Tristes adieux
La Mouette d’Anton Tchekhov. Traduction d'André Markowicz et de Françoise Morvan. Mise en scène de Stéphane Braunschweig. Odéon-Théâtre de l’Europe jusqu’au 22 décembre à 20 heures. Tél. : 01 44 85 40 40.
Mais qu’est-il donc arrivé à Stéphane Braunschweig qui présente son ultime création au théâtre de l’Europe-Odéon qu’il a dirigé pendant huit ans et qu’il a volontairement quitté n’ayant plus les moyens, estimait-il, de poursuivre son mandat ? Sa présente mise en scène de La Mouette lui est certes l’occasion de dire ce qu’il pense de l’état du monde, et on devine bien que celui-ci n’est guère reluisant – sa noirceur ici est à nulle autre pareille –, et c’est essentiellement de cela dont il veut nous entretenir, mais en passer par le filtre de Tchekhov n’est pas forcément tout à fait approprié même s’il connaît sur le bout des doigts l’auteur russe pour avoir pratiquement monté toutes ses grandes pièces et s’être déjà attaqué à cette Mouette, toujours traduite par André Markowicz et Françoise Morvan, alors qu’il dirigeait le Théâtre national de Strasbourg, en 2001. La ligne est sans doute toujours la même ; elle n’aboutit pas au même résultat scénique, parce qu’elle s’est totalement radicalisée. Près d’un quart de siècle plus tard, finies les couleurs éclatantes du metteur en scène-scénographe en début de mandat au TNS au profit des couleurs sombres de celui qui vient de repartir avec le statut de compagnie.

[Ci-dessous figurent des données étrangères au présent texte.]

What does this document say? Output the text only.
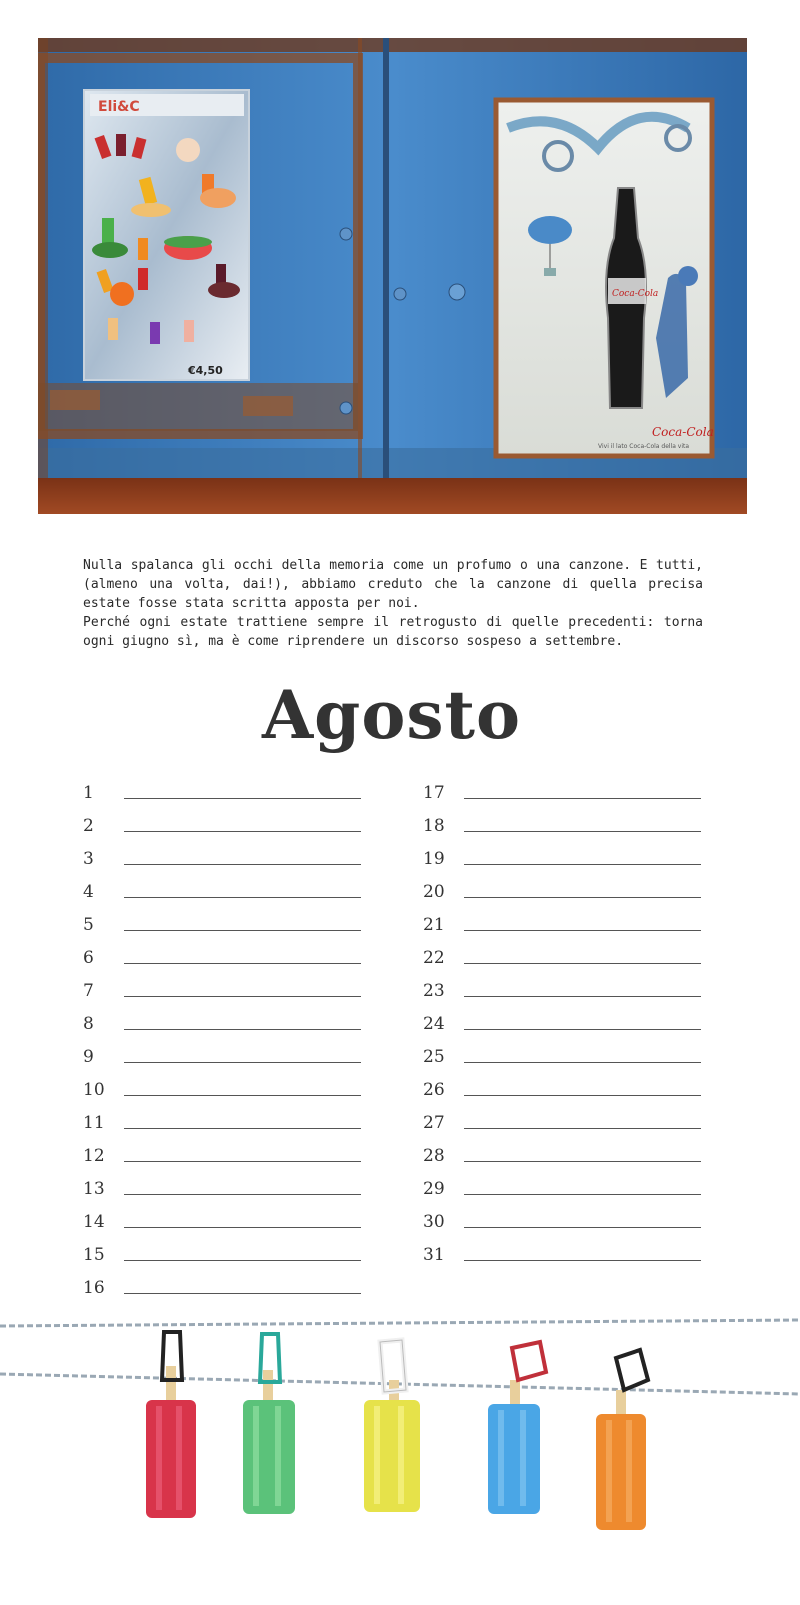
Eli&C
€4,50
Coca-Cola
Coca-Cola
Vivi il lato Coca-Cola della vita

Nulla spalanca gli occhi della memoria come un profumo o una canzone. E tutti, (almeno una volta, dai!), abbiamo creduto che la canzone di quella precisa estate fosse stata scritta apposta per noi.

Perché ogni estate trattiene sempre il retrogusto di quelle precedenti: torna ogni giugno sì, ma è come riprendere un discorso sospeso a settembre.

Agosto
1
2
3
4
5
6
7
8
9
10
11
12
13
14
15
16
17
18
19
20
21
22
23
24
25
26
27
28
29
30
31
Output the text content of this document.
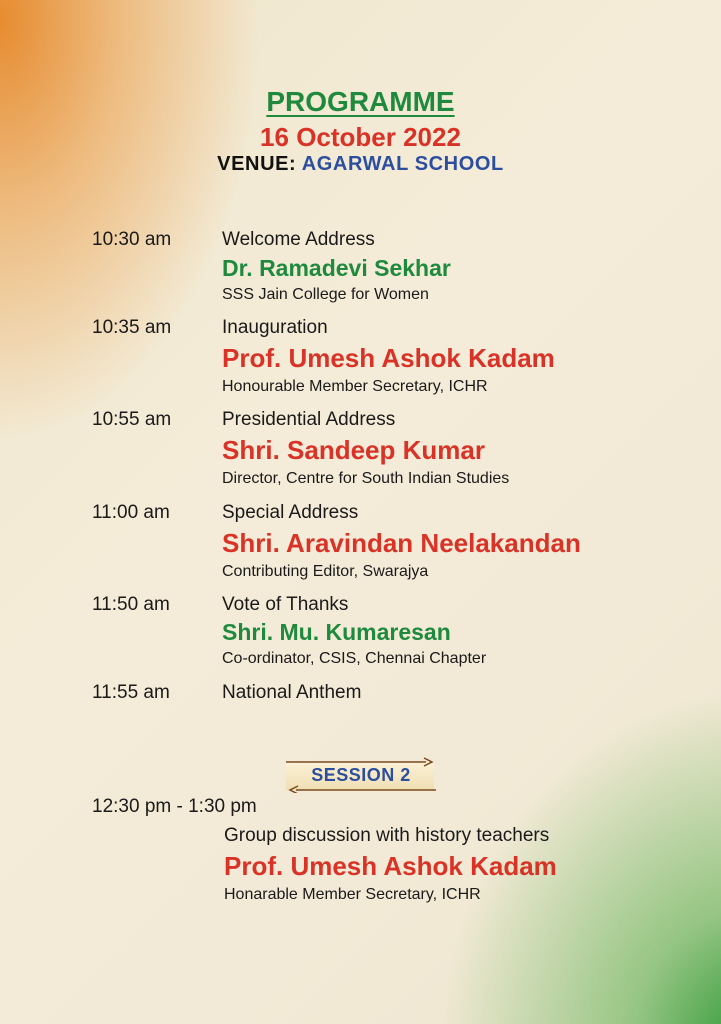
PROGRAMME
16 October 2022
VENUE: AGARWAL SCHOOL
10:30 am	Welcome Address
Dr. Ramadevi Sekhar
SSS Jain College for Women
10:35 am	Inauguration
Prof. Umesh Ashok Kadam
Honourable Member Secretary, ICHR
10:55 am	Presidential Address
Shri. Sandeep Kumar
Director, Centre for South Indian Studies
11:00 am	Special Address
Shri. Aravindan Neelakandan
Contributing Editor, Swarajya
11:50 am	Vote of Thanks
Shri. Mu. Kumaresan
Co-ordinator, CSIS, Chennai Chapter
11:55 am	National Anthem
SESSION 2
12:30 pm - 1:30 pm
Group discussion with history teachers
Prof. Umesh Ashok Kadam
Honarable Member Secretary, ICHR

Entendons-nous bien : le raisonnement de Stéphane Braunschweig concernant la Mouette est tout à fait légitime, à défaut d’être totalement juste, il est même parfaitement séduisant dans l’inversion qu’il opère entre la petite pièce écrite par Constantin Treplev et jouée par Nina (la Mouette), et à qui le metteur en scène donne la primeur au détriment de celle du véritable auteur reléguée de l’autre côté du rideau de fer (en fait à l’avant-scène). Belle inversion qui permet à Braunschweig de traiter en toute liberté des questions qui nous hantent aujourd’hui comme celle de l’écologie. Le problème vient de ce que, finalement, à force de vouloir pousser et imposer son idée jusqu’au bout (sa scénographie comme toujours nous en donne le la) c’est son propre travail de mise en scène qu’il finit aussi par détruire. Passons sur la scénographie, très belle dans sa sécheresse et sa désolation, mais malheureusement les comédiens ne semblent pas suivre le mouvement, non pas par réticence, mais simplement parce qu’ils semblent perdus, ne sachant finalement pas quelle partition interpréter. Il y a une non cohérence de l’ensemble, chacun semblant jouer dans son propre registre, soit atonal (comme Denis Eyriey dans le rôle de Trigorine, ou pis comme Ève Pereur, pâle et peu charismatique Nina), soit en essayant comme Chloé Réjon, dans le rôle d’Arkadina, de donner vie à tout prix à cet ensemble déjà mort… Tous errent sur le plateau transformé en terre aride (c’est le lac asséché du début de la pièce de Tchekhov). Et que dire des quelques « trouvailles » scéniques comme ce lancer d’une quinzaine de mouettes dans l’espace, ou pis encore de cette montée dans les airs quasi « christique » de Trigorine juste avant son suicide ?…
On ne voit pas, à partir de cette mise en scène, où pourrait bien être le pouvoir d’émancipation de l’œuvre de Tchekhov, question pourtant posée récemment par le philosophe Jacques Rancière dans son récent opuscule (Au loin la liberté : essai sur Tchekhov) consacré aux nouvelles de l’écrivain russe chez qui il voit l’ « étincelle » d’une autre vie… possible. Mais ceci est peut-être un autre débat.